How Many Reasons Are There for People to Be Deceived by Empty Visions and Dreams?

Regarding the involvement of demons in monastic dreams, St. John Climacus reflects on this matter as follows:

“When we, leaving our homes and relatives for the sake of the Lord, dedicate ourselves to a life of solitude out of love for God, the demons try to disturb us with dreams, showing us our relatives grieving, dying, or suffering trials because of us. Therefore, the one who believes in dreams is like a person chasing his own shadow, trying to catch it.”

The demons of vanity become prophets in dreams. In their cunning and deceit, they observe certain signs and conclude what will happen, then reveal it to us beforehand so that we may marvel when the dreams come true in reality, and begin to think highly of ourselves—as if we are already close to the gift of foresight. Such a person often becomes a prophet in the eyes of those who believe in demons. For those who despise demons, he is always a liar. Being a spirit, the demon sees what happens in the air. Noticing, for example, that someone is dying, he foretells the event in a dream to the weak-hearted. However, demons know nothing of the future by foreknowledge. After all, even doctors are able to predict death!

Often, demons transform themselves into angels of light and take on the appearance of martyrs, showing us in dreams that we approach them. When we wake up, they fill us with joy and pride. This serves as a sign that we have been deceived. For when angels appear, they depict eternal torments, the Terrible Judgment, and the expulsion from the Kingdom of God, and those who wake up from such a dream are filled with trembling and contrition.

If we begin to obey them in dreams, the demons will mock us even while awake. A person who believes in dreams is completely inexperienced. Wise is the one who does not believe them at all. Believe only in those dreams that reveal eternal torments and the Terrible Judgment to you. But if they lead you to despair, then they too are from demons.

St. John Cassian tells of a monk from Mesopotamia who led a very solitary and ascetic life but perished because of the deception of demonic dreams. Seeing that the monk paid little attention to his spiritual perfection and was entirely devoted to bodily asceticism, valuing his own effort and attributing merit to it, demons began to show him dreams that, by their cunning, came true. When the monk became firm in his belief in his dreams and in himself, the devil, in a magnificent vision, showed him the Jews enjoying heavenly bliss and the Christians suffering in hellish torments. The demon—naturally in the guise of an angel or one of the Old Testament righteous—advised the monk to embrace Judaism so that he might partake in the bliss of the Jews, which the monk, without the slightest hesitation, did. This account is more than sufficient to explain to our beloved brothers how foolish it is to believe in dreams and what terrible harm can arise from such belief. When we pay attention to dreams, faith in them subtly infiltrates the soul, and therefore it is strictly forbidden to pay attention to them.

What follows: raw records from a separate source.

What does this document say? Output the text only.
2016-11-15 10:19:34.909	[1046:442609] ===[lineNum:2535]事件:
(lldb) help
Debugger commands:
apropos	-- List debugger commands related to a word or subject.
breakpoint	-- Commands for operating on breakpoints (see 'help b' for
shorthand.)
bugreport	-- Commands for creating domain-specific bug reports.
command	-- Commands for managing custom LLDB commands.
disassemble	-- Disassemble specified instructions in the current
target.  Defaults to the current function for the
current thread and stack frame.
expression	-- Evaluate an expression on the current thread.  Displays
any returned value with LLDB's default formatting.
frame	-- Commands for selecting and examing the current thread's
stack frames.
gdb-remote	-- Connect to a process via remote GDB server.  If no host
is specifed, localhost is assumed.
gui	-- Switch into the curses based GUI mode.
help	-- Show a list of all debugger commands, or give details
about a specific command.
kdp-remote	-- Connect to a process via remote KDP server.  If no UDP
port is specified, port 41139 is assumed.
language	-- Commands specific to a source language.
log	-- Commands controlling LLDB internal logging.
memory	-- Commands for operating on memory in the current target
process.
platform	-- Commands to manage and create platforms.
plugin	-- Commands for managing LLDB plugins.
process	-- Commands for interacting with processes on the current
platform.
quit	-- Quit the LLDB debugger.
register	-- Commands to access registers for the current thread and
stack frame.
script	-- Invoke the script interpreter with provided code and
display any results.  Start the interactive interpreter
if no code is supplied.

The nature, renewed by the Holy Spirit, is guided by entirely different laws than the nature that has fallen and remains entrenched in its fall. The Holy Spirit guides the renewed man. “They are enlightened by the grace of the Divine Spirit,” says St. Macarius of Egypt, “and it dwells in the depths of their mind: for such people, the Lord is like their very soul.” Both in wakefulness and in sleep, they remain in the Lord, apart from sin, beyond earthly and bodily thoughts and imaginations. Their thoughts and dreams, which during sleep are not under the control of human reason and will, and which in others operate unconsciously according to the demands of nature, are in them guided by the Spirit, so the dreams of such people have spiritual significance. Thus, the righteous Joseph was taught in a dream about the mystery of the Incarnation of the Logos; in a dream, he was commanded to flee to Egypt and then to return from there (Matthew 1-2). The dreams sent by God possess an unshakeable conviction. This conviction is understandable and comprehensible to God’s Saints, but it is unattainable for those who are still engaged in the struggle with passions.

When you lie down to sleep, you should remember death, whose image is the temporary sleep, and renouncing all thoughts and imaginations, fall asleep with the Jesus Prayer on your lips.